INSTITUTE for Young Women Development (IYWD) last week urged women to stand for their principles and actively participate in issues that affect their communities and the country at large.
Several feminists from across the country converged in Bindura for a conference dubbed Intergenerational Feminists Indaba with the aim of tracing the evolution of feminists in the advancement of democracy in post-colonial Zimbabwe.
The engagements involved panel discussions and one-on-one interactions with the panelists who included students, lecturers and heads of organisations.
The aim of the indaba was to facilitate engagement among younger and older women who have experienced gender imbalance during the colonial and post-colonial era and canvass ideas so they could come up with solutions to eschew gender imbalance.

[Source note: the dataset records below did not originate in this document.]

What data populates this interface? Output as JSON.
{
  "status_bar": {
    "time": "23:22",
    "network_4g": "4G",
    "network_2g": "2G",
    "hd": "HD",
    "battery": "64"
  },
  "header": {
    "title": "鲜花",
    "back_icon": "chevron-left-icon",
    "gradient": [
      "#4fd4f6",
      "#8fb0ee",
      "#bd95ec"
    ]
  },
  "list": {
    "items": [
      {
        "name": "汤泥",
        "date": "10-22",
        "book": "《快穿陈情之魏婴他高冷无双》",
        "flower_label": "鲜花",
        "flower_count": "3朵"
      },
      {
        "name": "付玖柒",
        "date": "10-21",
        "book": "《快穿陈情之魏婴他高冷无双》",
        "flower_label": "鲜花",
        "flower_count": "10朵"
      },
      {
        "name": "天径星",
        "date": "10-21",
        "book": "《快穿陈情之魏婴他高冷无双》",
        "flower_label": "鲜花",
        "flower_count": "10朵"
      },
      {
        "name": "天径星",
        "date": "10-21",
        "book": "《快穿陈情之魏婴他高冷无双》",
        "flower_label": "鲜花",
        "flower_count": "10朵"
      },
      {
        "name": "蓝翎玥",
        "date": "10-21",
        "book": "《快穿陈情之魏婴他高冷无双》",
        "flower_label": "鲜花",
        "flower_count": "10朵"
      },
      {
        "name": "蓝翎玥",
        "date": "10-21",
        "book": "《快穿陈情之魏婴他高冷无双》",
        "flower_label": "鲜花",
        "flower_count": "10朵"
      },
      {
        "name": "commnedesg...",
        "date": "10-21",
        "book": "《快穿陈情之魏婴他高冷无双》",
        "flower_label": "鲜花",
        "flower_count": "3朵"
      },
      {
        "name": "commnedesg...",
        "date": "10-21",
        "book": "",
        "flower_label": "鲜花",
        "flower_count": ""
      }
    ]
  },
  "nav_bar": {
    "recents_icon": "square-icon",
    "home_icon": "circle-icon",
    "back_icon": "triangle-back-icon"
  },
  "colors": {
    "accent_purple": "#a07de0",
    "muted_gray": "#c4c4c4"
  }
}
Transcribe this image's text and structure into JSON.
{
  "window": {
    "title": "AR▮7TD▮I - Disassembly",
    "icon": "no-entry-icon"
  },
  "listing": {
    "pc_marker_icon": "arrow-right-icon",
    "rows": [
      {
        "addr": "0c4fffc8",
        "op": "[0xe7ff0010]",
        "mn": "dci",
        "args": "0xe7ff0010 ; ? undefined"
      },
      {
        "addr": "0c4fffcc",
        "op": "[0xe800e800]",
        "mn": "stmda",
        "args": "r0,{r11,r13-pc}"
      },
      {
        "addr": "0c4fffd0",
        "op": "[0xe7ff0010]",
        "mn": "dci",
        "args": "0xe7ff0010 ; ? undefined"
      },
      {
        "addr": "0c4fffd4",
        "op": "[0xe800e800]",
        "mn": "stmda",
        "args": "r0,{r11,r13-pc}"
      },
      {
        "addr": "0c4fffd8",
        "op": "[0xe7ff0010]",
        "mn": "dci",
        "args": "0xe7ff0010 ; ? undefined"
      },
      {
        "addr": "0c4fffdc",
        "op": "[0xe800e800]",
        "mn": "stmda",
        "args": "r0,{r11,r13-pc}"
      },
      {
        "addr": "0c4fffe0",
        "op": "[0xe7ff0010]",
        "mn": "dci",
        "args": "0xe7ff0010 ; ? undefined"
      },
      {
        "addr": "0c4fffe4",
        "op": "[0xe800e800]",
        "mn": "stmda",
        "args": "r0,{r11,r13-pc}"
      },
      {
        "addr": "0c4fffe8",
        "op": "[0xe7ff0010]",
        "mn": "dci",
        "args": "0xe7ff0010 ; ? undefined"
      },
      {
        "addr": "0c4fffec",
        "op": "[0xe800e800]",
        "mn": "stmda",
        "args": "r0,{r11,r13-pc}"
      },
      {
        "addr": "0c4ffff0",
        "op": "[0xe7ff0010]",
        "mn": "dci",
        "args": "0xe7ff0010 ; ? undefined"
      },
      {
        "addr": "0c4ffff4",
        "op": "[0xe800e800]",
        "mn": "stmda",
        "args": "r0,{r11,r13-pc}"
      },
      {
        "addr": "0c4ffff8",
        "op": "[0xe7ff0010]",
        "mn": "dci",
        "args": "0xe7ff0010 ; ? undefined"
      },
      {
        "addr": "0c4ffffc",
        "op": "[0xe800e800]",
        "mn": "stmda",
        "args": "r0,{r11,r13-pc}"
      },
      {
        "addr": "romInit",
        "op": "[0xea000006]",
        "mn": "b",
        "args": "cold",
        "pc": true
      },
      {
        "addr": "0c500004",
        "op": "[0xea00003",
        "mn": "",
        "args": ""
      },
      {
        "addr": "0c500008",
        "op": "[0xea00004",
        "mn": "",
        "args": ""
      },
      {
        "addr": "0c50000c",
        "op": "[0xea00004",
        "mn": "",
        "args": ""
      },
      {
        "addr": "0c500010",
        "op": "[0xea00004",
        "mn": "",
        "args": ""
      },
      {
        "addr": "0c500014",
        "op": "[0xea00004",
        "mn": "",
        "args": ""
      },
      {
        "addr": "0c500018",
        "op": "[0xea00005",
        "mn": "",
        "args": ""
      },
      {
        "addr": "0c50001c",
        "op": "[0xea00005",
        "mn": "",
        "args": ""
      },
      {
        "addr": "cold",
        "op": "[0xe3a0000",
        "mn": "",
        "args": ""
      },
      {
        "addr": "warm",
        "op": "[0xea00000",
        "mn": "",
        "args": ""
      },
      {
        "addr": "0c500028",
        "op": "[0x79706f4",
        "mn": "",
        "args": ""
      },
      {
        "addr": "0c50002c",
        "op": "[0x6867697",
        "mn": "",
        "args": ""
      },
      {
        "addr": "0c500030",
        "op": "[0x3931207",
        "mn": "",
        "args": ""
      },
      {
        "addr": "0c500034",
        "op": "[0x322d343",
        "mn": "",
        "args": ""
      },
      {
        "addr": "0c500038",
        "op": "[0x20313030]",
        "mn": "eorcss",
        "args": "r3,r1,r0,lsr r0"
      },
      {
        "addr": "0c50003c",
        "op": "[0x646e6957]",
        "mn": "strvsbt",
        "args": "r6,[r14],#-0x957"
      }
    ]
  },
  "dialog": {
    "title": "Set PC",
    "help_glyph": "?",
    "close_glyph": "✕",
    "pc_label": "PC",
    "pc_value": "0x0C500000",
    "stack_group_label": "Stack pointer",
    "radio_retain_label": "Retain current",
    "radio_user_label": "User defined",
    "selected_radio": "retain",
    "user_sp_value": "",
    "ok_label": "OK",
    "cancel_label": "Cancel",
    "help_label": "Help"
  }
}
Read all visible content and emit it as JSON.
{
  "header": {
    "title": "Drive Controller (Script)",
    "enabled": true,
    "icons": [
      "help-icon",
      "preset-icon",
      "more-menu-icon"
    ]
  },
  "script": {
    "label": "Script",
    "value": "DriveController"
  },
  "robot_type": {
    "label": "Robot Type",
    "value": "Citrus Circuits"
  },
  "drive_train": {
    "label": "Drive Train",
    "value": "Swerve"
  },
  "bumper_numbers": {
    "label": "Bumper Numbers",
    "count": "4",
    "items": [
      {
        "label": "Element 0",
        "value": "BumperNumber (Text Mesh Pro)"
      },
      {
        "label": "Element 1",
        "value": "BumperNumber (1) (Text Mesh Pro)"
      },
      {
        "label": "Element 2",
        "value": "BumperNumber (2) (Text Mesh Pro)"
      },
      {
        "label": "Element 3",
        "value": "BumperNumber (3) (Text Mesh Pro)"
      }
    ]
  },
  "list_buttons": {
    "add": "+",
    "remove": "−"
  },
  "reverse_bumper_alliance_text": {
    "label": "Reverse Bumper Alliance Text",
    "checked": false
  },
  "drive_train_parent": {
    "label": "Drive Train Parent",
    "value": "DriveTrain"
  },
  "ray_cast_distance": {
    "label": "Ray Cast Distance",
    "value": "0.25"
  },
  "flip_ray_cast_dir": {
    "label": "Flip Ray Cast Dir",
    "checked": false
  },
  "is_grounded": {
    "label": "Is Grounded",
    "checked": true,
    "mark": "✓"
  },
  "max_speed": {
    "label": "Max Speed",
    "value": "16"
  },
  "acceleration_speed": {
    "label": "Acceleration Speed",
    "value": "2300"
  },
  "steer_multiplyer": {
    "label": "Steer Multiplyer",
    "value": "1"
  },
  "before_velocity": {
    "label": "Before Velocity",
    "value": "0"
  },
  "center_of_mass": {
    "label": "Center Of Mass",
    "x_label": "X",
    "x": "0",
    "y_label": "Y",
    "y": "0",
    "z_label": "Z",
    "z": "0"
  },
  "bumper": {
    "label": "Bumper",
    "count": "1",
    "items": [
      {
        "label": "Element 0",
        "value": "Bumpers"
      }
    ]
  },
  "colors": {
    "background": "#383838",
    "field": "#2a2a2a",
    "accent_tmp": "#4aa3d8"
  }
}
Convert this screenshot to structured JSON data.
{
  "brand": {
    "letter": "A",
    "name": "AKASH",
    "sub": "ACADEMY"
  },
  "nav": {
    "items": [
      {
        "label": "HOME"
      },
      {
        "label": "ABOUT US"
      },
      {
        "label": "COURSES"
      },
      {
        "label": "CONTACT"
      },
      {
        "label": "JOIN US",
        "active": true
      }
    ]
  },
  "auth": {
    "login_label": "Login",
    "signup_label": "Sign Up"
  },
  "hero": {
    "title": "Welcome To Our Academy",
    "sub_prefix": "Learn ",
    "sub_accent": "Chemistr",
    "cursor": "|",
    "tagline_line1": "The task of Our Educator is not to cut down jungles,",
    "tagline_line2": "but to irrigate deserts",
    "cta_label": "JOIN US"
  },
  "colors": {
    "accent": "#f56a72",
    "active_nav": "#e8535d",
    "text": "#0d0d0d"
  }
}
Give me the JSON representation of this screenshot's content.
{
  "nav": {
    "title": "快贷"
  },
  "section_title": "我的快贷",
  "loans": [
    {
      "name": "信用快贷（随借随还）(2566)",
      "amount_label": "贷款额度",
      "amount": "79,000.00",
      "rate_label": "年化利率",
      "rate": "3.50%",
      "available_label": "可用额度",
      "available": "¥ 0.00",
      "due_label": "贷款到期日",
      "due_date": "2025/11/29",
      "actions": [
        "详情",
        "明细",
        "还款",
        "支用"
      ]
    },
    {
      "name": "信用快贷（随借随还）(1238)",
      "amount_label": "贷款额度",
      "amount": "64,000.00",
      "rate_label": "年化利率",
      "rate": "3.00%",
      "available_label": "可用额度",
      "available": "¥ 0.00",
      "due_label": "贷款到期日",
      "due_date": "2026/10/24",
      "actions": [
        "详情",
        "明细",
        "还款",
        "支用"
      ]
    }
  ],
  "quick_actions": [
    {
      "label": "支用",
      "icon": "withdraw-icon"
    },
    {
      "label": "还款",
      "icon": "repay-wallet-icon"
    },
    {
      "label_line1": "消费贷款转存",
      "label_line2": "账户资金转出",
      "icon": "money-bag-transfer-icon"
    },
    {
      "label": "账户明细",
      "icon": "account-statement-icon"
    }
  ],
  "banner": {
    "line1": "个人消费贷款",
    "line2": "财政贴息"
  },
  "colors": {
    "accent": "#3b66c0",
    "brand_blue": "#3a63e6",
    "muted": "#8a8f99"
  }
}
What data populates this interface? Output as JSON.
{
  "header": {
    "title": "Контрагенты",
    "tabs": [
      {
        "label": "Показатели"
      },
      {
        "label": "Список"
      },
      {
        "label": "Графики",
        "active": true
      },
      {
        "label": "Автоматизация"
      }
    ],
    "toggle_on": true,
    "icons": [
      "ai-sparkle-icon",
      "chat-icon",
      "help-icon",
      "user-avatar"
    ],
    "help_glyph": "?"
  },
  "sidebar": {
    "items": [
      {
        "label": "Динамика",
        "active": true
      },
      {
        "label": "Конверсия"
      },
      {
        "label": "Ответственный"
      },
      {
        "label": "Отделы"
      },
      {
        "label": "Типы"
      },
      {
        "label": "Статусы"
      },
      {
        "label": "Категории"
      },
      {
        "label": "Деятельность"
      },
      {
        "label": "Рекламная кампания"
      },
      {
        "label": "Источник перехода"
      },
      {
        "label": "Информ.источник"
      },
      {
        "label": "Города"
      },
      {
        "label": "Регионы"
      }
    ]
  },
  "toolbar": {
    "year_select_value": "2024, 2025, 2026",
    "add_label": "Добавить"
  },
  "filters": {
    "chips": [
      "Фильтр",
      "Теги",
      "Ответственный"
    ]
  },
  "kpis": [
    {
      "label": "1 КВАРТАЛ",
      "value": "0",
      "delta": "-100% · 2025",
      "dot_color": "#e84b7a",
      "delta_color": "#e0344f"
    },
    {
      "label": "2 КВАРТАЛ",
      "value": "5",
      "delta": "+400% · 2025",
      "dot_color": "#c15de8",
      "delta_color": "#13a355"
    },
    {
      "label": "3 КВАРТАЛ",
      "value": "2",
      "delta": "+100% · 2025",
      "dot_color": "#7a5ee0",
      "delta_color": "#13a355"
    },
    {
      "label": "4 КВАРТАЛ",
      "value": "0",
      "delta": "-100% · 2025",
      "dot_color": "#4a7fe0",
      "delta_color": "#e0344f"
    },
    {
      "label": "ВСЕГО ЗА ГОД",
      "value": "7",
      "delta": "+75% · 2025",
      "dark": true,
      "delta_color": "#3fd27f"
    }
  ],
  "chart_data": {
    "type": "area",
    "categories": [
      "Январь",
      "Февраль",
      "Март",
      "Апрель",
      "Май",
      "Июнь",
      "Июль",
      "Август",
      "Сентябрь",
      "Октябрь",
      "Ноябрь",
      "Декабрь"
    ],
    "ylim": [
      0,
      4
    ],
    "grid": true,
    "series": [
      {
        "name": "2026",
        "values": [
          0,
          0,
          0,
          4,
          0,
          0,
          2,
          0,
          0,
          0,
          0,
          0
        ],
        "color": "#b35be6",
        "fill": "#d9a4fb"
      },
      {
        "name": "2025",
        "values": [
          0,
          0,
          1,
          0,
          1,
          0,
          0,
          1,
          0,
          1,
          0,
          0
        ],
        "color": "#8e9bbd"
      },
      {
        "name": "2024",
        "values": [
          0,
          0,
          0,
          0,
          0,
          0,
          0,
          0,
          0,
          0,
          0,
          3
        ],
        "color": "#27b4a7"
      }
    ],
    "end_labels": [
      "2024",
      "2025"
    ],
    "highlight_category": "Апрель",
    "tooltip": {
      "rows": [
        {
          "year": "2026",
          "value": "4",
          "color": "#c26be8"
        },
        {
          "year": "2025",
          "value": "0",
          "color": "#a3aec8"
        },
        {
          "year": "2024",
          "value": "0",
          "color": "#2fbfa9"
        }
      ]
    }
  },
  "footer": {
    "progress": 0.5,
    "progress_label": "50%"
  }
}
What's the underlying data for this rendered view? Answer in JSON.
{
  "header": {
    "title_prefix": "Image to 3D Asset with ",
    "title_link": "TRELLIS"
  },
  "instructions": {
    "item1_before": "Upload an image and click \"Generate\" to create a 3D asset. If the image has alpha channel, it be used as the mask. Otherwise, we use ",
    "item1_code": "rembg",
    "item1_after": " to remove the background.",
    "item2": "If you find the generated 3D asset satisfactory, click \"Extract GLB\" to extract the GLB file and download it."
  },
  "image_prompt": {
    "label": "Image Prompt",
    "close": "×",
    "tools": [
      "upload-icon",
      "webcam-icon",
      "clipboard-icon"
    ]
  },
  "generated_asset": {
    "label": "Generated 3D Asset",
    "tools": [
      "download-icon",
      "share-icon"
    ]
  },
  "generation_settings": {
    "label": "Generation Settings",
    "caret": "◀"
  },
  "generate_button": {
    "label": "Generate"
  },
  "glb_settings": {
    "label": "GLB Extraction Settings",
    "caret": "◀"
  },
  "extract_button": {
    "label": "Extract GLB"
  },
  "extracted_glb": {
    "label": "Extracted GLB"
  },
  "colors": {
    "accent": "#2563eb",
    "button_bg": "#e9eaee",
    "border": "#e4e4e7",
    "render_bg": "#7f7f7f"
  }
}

According to IYWD, the deliberations were aimed at creating a shared understanding of feminism among different generations of women within the IYWD movement and how the feminist movement has evolved over time but all aimed at enhancing the voice and power of Zimbabwean women.
Mrs. Dimingo, a lecturer at Zimbabwe Ezekiel Guti University, told the conference that feminism was a controversial subject in Zimbabwe and when one is dealing with such issues, they will be labelled all sorts of names.
“Feminism is so alien in this country, but we have different feminist movements. It is only that people are yet to embrace it and they see it as western whilst denying women their rights,” she said.
Renowned feminist, Winnet Shamhuyarira, spoke of how she became a feminist and the challenges that she has faced.
“I became a feminist because of the burden that women carry in the society, from homes, universities or colleges and workplaces,” she said.
“All women have somehow been deprived of many things in life, be it education or promotions at their workplaces, gender imbalance has led to some of us standing up for what is right for all women.”
Tafadzwa Mupfumi, a student at Bindura University of Science Education, argued that gender imbalance is mainly rife in tertiary institutions.
“Universities and colleges are some of the places where gender imbalances are common in Zimbabwe. People do not have faith in young women and for that reason they have been denied many things, from leadership even in classes to student leadership. People do not want to be led by women,” she said.
“Also, young women in colleges are even scared to wear what they want or what they feel comfortable in because of the fear of being harassed by their male counterparts.”
Mupfumi said she became a feminist because of how fellow young women were treated at universities.
“I used to be intimidated to dress the way I want but now I can dress the way I want because that is the way I feel,” she said.
Women who attended the indaba were urged to support each other and stand up for themselves and stop depending on men.